Here is my dirty little secret. I do not like to talk about it because my colleagues would think I am lame. But, I start out all my legal research projects (whether preparing a pleading or a legal brief) with Wikipedia Google and YouTube. Another of my favorites is Dogpile because this search engine searches all of the other search engines to bring you the top finds of each on whatever you input. All I can ask is that, shhhhhh, please do not tell anyone. Oh, the utter shame of it all!
One, these services are FREE. They are extensive. Two, they all provide a great survey of the legal landscape that you are researching. If I want to know who I am about to sue, if I want to know if a company has had any other similar complaints, if I want to know if the government or anybody else is after a potential defendant, if I want to generally look at a legal issue or a particular case sited, if I want to determine the exact definition of a term or concept, or any number other things, I start with these sites.
I am not saying that I conclude my research here. I am not saying that I do not expand upon what I learn or gather. I am just saying that nine out of ten times this is where I start.
It has gotten so that if another attorney calls me to discuss a matter and refers to a case, I do not get on my legal research or case law website. I will punch it into one of these sources, and I will generally find the case or the reference.
It was not long ago that I asked when Google was going to bring us true FREE legal research capability. After all, the cases are open and free to the public. Google is already scanning the World. It just needs some more defined search tools specific to this area. After all, why should we all be paying West, Lexis, LoisLaw or anybody else all of the money we do for access?
What brings this up is a post on the Wall Street Journal's Law Blog asking whether Judges should use Wikipedia in their research and in their opinions? Well, of course they should. I seriously doubt that judges approach their material any differently than we do.
As stated by the WSJ, in 2004 more than 100 opinion have cited Wikipedia, including 13 from federal appeals courts. Some find this objectionable because they say it is an "unstable source", meaning that it lacks some types of quality control. Well, I find this not so much inaccurate, but confusing. Because as a reader of many judicial opinions I can tell you that many of these cases represent "unstable sources". That is the reason that we have multiple levels of appeal. I might not like what some judge says, how he reasons out an issue, or performs his legal research, but say that these decisions have any more quality control, or that they are more stable than Wikipedia just is not accurate.

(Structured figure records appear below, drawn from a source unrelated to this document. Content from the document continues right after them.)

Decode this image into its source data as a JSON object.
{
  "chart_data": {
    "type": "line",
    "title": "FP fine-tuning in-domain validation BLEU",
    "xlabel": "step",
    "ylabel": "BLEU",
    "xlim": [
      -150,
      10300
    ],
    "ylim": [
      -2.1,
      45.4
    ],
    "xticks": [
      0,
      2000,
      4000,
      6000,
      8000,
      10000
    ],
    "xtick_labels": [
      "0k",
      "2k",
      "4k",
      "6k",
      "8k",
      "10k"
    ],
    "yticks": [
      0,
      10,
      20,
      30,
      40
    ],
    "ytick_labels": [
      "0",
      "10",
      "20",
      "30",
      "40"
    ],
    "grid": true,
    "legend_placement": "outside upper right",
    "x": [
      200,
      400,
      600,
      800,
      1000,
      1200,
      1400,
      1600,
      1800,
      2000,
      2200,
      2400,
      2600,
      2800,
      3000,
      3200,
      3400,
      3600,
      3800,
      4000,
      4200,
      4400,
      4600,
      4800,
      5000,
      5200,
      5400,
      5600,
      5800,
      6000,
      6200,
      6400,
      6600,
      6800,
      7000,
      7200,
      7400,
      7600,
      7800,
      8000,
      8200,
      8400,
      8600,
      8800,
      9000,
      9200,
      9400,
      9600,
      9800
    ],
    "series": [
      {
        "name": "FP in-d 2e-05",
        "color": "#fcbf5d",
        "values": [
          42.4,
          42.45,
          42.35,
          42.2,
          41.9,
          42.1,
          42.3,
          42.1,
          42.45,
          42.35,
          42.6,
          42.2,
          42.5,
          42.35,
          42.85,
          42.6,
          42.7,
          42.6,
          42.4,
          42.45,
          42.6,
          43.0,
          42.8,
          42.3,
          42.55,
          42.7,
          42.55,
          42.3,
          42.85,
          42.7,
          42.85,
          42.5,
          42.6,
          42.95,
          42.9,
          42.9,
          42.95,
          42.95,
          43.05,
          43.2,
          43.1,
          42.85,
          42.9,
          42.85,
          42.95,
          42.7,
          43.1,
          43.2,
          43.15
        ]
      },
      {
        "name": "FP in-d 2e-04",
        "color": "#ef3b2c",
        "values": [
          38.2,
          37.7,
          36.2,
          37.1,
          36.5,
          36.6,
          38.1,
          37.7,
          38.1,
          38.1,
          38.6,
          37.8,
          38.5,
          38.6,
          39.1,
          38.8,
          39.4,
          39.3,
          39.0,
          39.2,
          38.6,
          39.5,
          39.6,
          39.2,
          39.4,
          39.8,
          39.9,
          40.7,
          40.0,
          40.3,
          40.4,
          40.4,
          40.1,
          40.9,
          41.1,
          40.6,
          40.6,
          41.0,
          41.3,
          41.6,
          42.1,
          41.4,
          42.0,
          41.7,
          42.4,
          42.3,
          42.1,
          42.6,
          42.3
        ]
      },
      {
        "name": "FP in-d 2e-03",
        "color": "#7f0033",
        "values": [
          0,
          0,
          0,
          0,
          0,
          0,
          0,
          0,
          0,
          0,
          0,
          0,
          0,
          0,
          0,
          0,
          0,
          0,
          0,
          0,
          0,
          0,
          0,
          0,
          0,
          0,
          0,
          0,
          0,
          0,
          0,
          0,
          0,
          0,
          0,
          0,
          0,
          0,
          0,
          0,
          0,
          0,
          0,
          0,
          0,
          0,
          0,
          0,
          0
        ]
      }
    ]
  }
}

Law review articles are often cited in legal decisions. Attorney general decisions are cited in legal opinions. In fact, out Attorney General had the unmitigated gall to get up in front of Congress and defend his opinion that the right to habeas corpus was statutory rather than constitutional because the Constitution only defines when the government can suspend habeas corpus and does not say that it grants habeas corpus. It was his what-the-meaning-of-"is"-is moment. To say that decision of his, which has also been presented in Court, is stable or has undergone some type of quality control (other than spell check) is a ludicrous position to take.
I would have a problem if a judge or a lawyer started with and stopped with Wikipedia, Google or the rest, but what is the problem in looking at all available sources and mentioning those that stand for reason.
Seventh Circuit Judge Posner, who has cited Wikipedia in a decision said it best: “Wikipedia is a terrific resource . . . Partly because it so convenient, it often has been updated recently and is very accurate.” He added: “It wouldn’t be right to use it in a critical issue. If the safety of a product is at issue, you wouldn’t look it up in Wikipedia.”